Characteristics of Cough Variant Asthma

CVA is a form of asthma whose primary characteristic is a chronic, non-productive (dry) cough. It is considered by some to be a precursor to "classic" asthma wherein the cough may be the first sign of several symptoms yet to come. Studies have suggested that it may be more common than believed and that anywhere from a quarter to a third of patients with a chronic cough may, in fact, have CVA.

Generally speaking, people with CVA have several key features that distinguish them from people with classic asthma. People with CVA have a far more sensitive cough reflex than those with classic asthma.

And, while both CVA and classic asthma are characterized by hyperresponsiveness (increased airway sensitivity), people with CVA often have less, if any, reaction to methacholine, an inhaled compound used to diagnose asthma in borderline patients.

Ultimately, the defining features of CVA is a dry cough that lasts for eight weeks or more, occurs either night or day, and produces little, if any, mucus.

How Cough Variant Asthma Is Diagnosed

Diagnosing CVA is considered important as the very persistence of a cough decreases a person's quality of life. The main challenge, therefore, is identifying the condition when there is no other evidence of asthma. While a spirometry test (which measures respiratory function) may be performed, people with CVA will often have no measurable evidence of lung obstruction.

In such case, methacholine may be used to trigger hyperresponsiveness as part of a bronchial provocation test.
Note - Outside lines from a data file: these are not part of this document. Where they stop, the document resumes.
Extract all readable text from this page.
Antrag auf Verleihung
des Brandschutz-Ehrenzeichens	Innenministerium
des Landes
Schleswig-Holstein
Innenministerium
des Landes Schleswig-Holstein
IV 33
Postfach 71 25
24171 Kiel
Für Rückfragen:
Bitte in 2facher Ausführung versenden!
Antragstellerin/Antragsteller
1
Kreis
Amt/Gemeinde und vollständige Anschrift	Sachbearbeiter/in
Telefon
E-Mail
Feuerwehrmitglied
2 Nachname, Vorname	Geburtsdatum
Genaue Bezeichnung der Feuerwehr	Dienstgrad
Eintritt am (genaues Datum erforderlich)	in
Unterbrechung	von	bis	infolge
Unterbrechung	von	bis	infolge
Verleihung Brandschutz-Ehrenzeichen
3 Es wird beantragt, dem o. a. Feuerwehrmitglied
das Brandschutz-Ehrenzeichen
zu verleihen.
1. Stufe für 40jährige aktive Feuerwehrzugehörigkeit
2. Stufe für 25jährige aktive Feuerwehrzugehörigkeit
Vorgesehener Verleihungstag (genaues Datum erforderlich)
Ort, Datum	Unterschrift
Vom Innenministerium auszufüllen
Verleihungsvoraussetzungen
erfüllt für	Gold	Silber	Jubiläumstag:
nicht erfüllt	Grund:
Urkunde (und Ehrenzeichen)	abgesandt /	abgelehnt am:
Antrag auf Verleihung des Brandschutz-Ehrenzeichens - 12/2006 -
If it is unable to do this, other triggers such as cold, exercise, or histamines may be used. If none of these things are able to elicit a response, then CVA is unlikely.

But, even if there is a reaction, hyperresponsiveness alone does not make a diagnosis. Within the context of CVA, a definitive diagnosis can only be made if the hyperresponsiveness is relieved using an asthma medication called a bronchodilator.

Alternately, the doctor may look at your sputum under the microscope for evidence of a white blood cell called an eosinophil. An increased eosinophil count often occurs in response to an allergy. Similar, a breath test for exhaled nitric oxide (an inflammatory gas released from lung cells) is highly predictive of CVA even if all other tests are inconclusive.

Treating Chronic Variant Asthma

Treatment of CVA is virtually the same as for classic asthma. The use of a bronchodilator like albuterol may provide partial relief in as quickly as a week. More severe coughs may be treated with an inhaled steroid like Flovent. If inhaled treatment is unable to fully resolve the cough, oral steroids like prednisone may be used.

Additionally, if there is evidence of eosinophilia, an anti-inflammatory drug like Zafirlukast has been shown to improve cough in people for whom inhaled steroids have failed.

Sources;

Niimi, A. "Cough and Asthma." Curr Respir Med Rev. 2011; 7(1): 47-54.

Matsumoto, H.; Niimi, A.; Takemura, M.; et al. "Prognosis of cough variant asthma: a retrospective analysis." J Asthma. 2006; 43(2):131-135.